The tragedy of Willy Loman, and to a lesser extent his children and the way that he passes his own set of expectations and delusions on to them, is something that is gradually brought before the audience as they watch the play unfold. It is only as they listen to Willy's claims of how much he has made on his latest trip, and how this amount steadily falls to the ever-compliant Linda, that they recognise they are witnessing a man who is not honest with himself and cannot admit that he is a failure as a salesman. Tragedy is something that is highlighted through symbolism, as key symbols such as seeds are central to the growing realisation of Willy of the failure that his life has been. Note for example what he says to Stanley at the end of Act II after his argument with Biff:
Nothing’s planted. I don’t have a thing in the ground.
Symbolically, seeds here refers to Willy's growing recognition that his life is not going to add up to anything and he will leave no tangible proof of his success or existence when he dies.
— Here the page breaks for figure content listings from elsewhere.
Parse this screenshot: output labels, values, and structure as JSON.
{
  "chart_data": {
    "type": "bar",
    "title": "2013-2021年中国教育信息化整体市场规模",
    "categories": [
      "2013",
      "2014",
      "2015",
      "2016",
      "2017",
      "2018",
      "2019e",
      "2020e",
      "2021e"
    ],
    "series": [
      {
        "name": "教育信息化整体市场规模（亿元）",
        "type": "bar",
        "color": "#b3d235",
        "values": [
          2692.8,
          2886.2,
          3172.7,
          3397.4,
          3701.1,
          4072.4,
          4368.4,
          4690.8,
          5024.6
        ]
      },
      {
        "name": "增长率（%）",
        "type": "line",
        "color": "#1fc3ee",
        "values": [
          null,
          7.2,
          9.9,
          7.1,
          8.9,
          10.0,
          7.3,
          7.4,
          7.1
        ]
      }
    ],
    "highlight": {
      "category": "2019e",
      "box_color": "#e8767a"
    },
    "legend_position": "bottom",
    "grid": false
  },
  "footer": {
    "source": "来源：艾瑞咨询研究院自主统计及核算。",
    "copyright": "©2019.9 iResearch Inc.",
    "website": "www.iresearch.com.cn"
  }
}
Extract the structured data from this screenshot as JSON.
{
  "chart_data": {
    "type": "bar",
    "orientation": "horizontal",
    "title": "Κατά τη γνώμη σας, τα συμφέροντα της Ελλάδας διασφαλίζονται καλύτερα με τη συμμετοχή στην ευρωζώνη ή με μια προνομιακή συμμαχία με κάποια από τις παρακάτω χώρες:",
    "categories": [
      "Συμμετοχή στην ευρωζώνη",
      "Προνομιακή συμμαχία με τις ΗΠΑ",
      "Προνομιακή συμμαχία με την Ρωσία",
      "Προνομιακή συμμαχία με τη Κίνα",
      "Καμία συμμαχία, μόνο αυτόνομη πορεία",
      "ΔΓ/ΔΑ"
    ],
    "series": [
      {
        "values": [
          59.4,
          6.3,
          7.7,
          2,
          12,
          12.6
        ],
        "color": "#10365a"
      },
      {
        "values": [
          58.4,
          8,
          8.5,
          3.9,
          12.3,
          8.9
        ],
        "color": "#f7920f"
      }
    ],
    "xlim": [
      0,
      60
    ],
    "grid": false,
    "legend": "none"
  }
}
His pottering around in his garden and buying seeds is a recognition both of how his own life has been a failure, but also how the lives of his children have been failures (by Willy's judgement). He panics, recognising he doesn't "have a thing in the ground" because he implicitly identifies that the success he has constantly striven for in his life has eluded him. Tragedy is something that surfaces gradually in this play and is therefore presented in a range of different ways.